Qualifiée de « soirée la plus survoltée depuis le début de la pandémie », le spectacle mettait en vedette les humoristes Stéphane Fallu, Simon Deslisle, Martin Petit et Mario Jean, ainsi que le candidat Sylvain Larocque, lui-même humoriste.
En scrutant le rapport de dépenses électorales de Coalition Longueuil, notre Bureau d’enquête a découvert que les dépenses reliées à cette soirée n’avaient pas été déclarées à Élections Québec comme elles auraient dû l’être.
Cela en contravention de la Loi électorale du Québec.
Selon les chiffres fournis par Coalition Longueuil les frais liés à cette soirée totalisent 6803,09 $.
Si ce montant avait été inscrit au rapport de dépenses envoyé à Élections Québec, le parti de la mairesse Fournier aurait commis une autre infraction, soit de dépasser la limite des dépenses permises par la loi, qui était fixée à un peu plus de 157 000 $.
Le parti admet une erreur
Informé de nos découvertes, le parti de Mme Fournier a d’abord plaidé que ces dépenses n’avaient pas à être déclarées.
« En fait, aucune activité générant des revenus ne doit être inscrite dans un rapport de dépenses électorales », a indiqué Véronique Lalande, ex-présidente du parti.
Toutefois, cela est faux, nous a confirmé par deux fois Élections Québec.
« Les coûts associés à des activités politiques tenues en période électorale sont des dépenses électorales, à l’exception du coût des aliments et des boissons servis à l’occasion, lorsque ce coût est inclus dans le prix d’entrée déboursé par le participant », souligne le porte-parole, Gabriel Sauvé-Lesiège.

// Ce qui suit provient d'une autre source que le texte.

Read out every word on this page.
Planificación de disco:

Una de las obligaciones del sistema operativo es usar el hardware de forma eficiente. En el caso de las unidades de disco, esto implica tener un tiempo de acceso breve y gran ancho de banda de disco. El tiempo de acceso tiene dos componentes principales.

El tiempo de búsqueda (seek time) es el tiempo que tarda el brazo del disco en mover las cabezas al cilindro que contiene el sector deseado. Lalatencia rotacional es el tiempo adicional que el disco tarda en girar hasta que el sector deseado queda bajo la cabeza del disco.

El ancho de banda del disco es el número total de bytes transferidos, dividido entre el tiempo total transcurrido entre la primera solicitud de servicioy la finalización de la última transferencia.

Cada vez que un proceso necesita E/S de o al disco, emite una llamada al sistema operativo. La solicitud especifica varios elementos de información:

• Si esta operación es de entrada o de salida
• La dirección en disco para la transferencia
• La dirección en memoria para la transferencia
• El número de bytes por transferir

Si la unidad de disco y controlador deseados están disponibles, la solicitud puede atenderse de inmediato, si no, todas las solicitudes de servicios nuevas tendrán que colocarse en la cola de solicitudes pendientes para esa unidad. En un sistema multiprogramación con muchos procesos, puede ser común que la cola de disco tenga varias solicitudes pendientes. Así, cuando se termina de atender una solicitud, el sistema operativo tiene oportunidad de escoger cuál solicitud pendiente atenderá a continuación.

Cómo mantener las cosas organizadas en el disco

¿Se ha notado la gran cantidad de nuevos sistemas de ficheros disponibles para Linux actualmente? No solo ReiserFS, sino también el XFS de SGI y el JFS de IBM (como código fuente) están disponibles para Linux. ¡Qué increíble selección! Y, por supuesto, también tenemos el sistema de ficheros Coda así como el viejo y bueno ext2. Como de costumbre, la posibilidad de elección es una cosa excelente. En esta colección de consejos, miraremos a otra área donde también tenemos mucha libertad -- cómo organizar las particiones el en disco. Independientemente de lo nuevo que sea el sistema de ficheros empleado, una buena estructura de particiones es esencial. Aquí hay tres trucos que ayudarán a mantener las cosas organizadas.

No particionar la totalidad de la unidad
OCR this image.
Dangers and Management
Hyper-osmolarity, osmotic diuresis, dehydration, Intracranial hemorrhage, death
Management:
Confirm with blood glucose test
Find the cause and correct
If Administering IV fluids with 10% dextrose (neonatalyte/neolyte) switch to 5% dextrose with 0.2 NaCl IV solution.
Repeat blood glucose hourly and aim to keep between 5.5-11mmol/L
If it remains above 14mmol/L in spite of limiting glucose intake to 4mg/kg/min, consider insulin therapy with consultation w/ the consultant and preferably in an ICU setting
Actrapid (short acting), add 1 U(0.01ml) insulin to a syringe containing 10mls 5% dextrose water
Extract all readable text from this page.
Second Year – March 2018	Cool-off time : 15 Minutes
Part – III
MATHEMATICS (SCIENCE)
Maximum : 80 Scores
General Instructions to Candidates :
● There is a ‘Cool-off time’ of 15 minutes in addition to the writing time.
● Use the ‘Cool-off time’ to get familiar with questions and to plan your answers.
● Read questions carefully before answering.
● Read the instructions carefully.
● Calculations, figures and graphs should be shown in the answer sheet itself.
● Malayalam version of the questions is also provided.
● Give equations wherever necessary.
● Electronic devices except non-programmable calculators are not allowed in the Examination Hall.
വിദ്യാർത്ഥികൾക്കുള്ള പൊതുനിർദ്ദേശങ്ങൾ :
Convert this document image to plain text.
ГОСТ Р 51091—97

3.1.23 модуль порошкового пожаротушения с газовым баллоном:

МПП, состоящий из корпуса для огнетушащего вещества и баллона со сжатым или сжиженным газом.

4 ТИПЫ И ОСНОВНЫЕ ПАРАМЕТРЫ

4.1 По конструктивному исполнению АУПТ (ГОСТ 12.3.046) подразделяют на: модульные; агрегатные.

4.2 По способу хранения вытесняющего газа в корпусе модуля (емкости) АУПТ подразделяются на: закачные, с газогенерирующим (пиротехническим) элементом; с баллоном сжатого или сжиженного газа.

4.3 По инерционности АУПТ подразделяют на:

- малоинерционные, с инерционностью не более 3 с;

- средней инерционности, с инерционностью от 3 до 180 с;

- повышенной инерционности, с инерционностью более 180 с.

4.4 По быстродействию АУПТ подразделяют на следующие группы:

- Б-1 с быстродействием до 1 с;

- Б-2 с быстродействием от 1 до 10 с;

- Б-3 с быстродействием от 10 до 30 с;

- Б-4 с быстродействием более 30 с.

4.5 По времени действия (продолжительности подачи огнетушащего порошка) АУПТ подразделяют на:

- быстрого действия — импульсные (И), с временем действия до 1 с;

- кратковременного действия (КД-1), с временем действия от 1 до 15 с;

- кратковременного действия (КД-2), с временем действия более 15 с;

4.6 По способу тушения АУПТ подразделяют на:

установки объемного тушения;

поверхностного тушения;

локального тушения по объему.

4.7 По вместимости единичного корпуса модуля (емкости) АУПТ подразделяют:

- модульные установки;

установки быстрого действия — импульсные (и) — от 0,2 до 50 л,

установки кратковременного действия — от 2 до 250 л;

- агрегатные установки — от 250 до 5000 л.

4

Après une deuxième série de questions, Coalition Longueuil s’est finalement ravisée et a plaidé une erreur de bonne foi.
« Force est d’admettre qu’il s’agit effectivement d’une erreur d’interprétation du règlement par notre agente officielle de l’époque, erreur commise de bonne foi. Nous ferons une demande pour amender notre rapport de dépenses électorales en conséquence », a expliqué Mme Lalande par courriel.
Le parti devra prouver que l’erreur a été commise par inadvertance, précise Élections Québec.
C’est aussi après nos questions que le parti a ajouté un montant pour le cachet de l’humoriste bien connu Mario Jean dans sa comptabilité. Cependant, le parti déclare n’avoir aucune facture.
Mme Lalande n’a pas donné suite à nos demandes répétées d’entrevue avec Catherine Fournier.
Correction à venir
Elle assure que le plafond des dépenses sera respecté, car le parti a retiré près de 4500 $ pour des dépenses qui n’ont finalement pas été faites et pour des pancartes électorales qui ont été volées.
« Pour le rapport de dépenses corrigé, le tout est toujours entre les mains d’Élections Québec. Les demandes de corrections ont été demandées par Élections Longueuil », a soutenu la responsable de Coalition Longueuil.
Aucune demande de correction n’avait encore été reçue, nous a toutefois affirmé Élections Québec la semaine dernière.
« Ils avaient des moyens astronomiques »
L’élu de Saint-Hubert, Jacques Lemire, seul membre de l’opposition officielle dans la Ville de Longueuil, se dit peu surpris d’entendre que le parti de Catherine Fournier aurait pu dépasser la limite de dépenses permises par la loi.
« Je ne suis pas surpris. Ils avaient des moyens astronomiques, affirme-t-il à propos de la campagne électorale de 2021. Mais il y a quand même des limites à respecter. »
M. Lemire dit douter d’une erreur de bonne foi pour une dépense aussi importante que les frais liés à un spectacle d’envergure.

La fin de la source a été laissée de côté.